Por los caminos de Juan Evangelista, San Juan el Teólogo, me he encontrado con Juan de Yepes, el doctor de la Iglesia, San Juan de la Cruz.

Recorriendo los escritos de Juan Evangelista hemos advertido cómo la existencia humana es, en la doctrina que contienen, una constante oscilación entre la luz y las tinieblas, donde la luz es equivalente a la verdad, a la vida, y a la libertad, y las tinieblas son la mentira, la muerte y la esclavitud. Temática que hemos relacionado con la influencia gnóstica en el evangelio y las cartas de Juan. En el centro de ella está la circunstancia de que el mundo, sujeto como está al poder del mal, ha llegado ser el ámbito de la ilusión y la mentira, de la irrealidad que conduce a los hombres al despeñadero. Así, entonces, las luces que el mundo ofrece no son más que apariencias, puestas allí no para iluminar y redimir sino para perder en las tinieblas.  Del mismo modo, engañoso es el conocimiento que el mundo procura como medio de conocer la realidad. La libertad que el mundo ofrece es en su esencia esclavitud. Y el camino de vida que pone a nuestra disposición es vía hacia la muerte.

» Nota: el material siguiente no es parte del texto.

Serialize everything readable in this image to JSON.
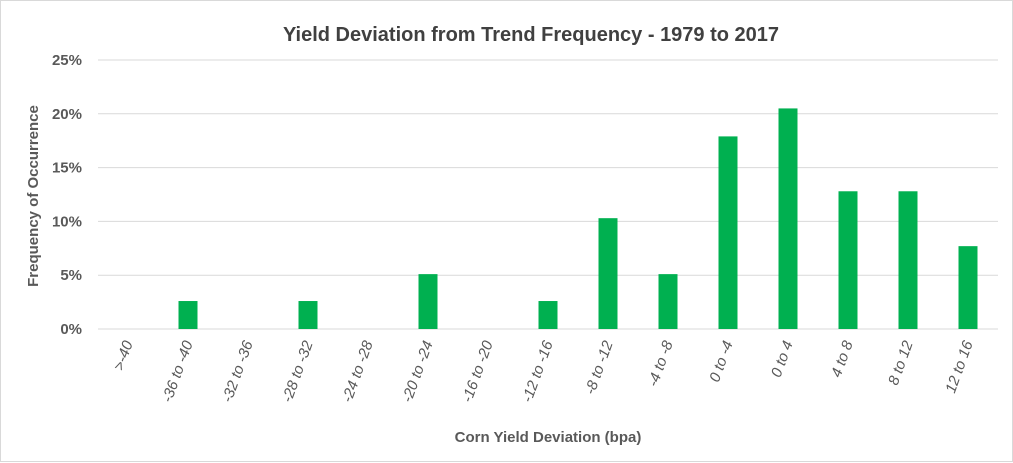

Sólo rechazando las alternativas mundanas y optando por acoger el mensaje de Cristo, la luz del mundo, tiene el hombre la posibilidad concreta de acceder a la verdad, a la libertad y a la vida que es propia de los “hijos de la luz”.

¿Tienen estas concepciones algún vínculo con la mística de San Juan de la Cruz, que tanto énfasis hace en la noche oscura como vía hacia la iluminación? Por cierto que sí.